What causes all VMs in a compute node to be inaccessible
We have a small OpenStack (icehouse) with a controller node and 5 compute nodes. The operating system of the nodes is Ubuntu 14.04. Networking is done with Neutron and the open Vswitch plugin / agent. Hypervisor is KVM. We have encountered three times a situation where all virtual machines running in a compute node became inaccessible. Neither SSH, ping or the web applications running on them worked. Horizon reported all VMs active and running and showd all compute services and network agents enabled and up. I looked at the logs of different OpenStack components on the compute nodes but found nothing helpful though I might have missed something.
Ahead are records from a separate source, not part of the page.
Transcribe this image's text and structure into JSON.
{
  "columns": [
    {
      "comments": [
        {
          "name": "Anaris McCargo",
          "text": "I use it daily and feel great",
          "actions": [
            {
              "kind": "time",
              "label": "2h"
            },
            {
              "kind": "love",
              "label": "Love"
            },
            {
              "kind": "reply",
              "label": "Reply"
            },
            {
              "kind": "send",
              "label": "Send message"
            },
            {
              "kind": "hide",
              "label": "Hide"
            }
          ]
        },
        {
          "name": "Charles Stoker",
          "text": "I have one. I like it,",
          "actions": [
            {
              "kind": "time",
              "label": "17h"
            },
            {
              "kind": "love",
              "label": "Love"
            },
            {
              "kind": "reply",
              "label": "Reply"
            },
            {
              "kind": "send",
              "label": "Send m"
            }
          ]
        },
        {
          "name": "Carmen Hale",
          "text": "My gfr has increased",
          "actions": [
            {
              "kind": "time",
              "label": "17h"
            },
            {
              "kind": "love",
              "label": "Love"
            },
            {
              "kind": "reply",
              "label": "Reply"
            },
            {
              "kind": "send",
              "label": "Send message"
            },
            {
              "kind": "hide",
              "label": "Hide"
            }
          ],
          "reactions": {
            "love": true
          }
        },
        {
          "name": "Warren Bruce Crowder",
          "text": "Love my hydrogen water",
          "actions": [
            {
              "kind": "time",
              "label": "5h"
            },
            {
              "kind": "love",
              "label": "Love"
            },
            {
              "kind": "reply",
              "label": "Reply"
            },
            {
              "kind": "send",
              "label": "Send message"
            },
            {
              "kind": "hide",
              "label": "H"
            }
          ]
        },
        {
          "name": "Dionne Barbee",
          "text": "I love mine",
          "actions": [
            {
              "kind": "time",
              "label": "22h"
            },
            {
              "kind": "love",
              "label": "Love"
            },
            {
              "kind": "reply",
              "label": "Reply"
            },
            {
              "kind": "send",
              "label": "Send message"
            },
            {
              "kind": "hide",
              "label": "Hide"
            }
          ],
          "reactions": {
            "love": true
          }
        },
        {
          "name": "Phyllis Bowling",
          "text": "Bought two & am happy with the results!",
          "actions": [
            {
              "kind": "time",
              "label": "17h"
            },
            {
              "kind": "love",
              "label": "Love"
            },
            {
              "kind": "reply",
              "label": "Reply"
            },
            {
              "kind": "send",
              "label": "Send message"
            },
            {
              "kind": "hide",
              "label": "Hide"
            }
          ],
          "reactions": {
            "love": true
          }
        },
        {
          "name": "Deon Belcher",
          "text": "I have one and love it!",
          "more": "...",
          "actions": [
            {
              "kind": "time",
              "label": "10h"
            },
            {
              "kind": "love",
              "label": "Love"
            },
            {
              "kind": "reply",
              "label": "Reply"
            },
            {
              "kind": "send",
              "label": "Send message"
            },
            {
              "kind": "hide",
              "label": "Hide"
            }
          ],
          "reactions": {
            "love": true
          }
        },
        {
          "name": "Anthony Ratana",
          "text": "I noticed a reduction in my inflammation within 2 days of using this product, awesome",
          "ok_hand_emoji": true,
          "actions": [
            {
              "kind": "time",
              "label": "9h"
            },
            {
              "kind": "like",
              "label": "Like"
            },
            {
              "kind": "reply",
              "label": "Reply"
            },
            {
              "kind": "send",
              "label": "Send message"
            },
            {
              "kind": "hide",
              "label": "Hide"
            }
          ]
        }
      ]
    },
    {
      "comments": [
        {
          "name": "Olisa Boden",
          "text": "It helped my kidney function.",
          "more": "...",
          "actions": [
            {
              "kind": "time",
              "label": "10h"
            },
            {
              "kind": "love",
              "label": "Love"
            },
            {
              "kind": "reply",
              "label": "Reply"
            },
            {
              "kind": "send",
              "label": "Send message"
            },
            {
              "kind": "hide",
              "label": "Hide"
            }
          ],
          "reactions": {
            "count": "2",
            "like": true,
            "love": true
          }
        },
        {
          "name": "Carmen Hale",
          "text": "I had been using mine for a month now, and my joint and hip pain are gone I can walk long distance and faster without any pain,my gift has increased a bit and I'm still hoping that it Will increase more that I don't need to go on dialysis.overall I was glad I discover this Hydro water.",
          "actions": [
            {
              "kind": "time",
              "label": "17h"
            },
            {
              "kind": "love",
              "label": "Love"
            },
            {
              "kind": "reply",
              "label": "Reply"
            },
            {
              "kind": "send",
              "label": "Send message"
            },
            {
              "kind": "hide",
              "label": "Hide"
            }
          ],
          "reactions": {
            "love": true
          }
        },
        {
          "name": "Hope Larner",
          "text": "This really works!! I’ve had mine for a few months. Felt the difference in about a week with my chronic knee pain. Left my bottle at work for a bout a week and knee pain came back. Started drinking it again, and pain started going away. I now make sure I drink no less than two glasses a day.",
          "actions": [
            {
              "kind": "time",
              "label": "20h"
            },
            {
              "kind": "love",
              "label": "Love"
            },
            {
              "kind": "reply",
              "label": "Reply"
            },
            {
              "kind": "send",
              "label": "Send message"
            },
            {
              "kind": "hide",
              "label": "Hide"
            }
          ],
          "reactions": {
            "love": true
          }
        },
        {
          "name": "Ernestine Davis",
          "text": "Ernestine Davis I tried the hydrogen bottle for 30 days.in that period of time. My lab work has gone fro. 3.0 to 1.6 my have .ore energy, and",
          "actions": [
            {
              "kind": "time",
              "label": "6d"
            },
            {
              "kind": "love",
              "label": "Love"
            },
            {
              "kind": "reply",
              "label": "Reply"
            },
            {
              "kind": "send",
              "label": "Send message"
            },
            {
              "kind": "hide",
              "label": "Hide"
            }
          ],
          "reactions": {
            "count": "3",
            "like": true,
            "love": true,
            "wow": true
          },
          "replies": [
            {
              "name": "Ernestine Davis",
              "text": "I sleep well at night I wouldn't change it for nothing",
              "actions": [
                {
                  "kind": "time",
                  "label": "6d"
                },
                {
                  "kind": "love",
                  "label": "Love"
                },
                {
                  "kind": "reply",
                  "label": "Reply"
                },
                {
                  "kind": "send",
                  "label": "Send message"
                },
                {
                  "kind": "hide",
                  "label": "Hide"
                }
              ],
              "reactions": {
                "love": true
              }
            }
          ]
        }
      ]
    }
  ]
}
Our OpenStack has been running now about three months or at least part of it since some compute nodes have been added later. First this problem affected two computenodes in the beginning of this month at the same time though it might not have started exactly at the same time. The use of our OpenStack was quite low so it might have taken some time before we noticed the problem. Then a few weeks later it happened again with one compute node which was one of those affected before. Both times I got everything working again by first shutting down the affected VMs from Horizon then rebooting the compute node and then starting the VMs again.
Does anybody have any idea what could be causing this problem? Alternatively do you have any suggestions what I should do if / when this happens again so that I could find the root cause of this problem. I realize that it could be a bit challenging to find the problem now when everything is working but I would like to be prepared if it happens again.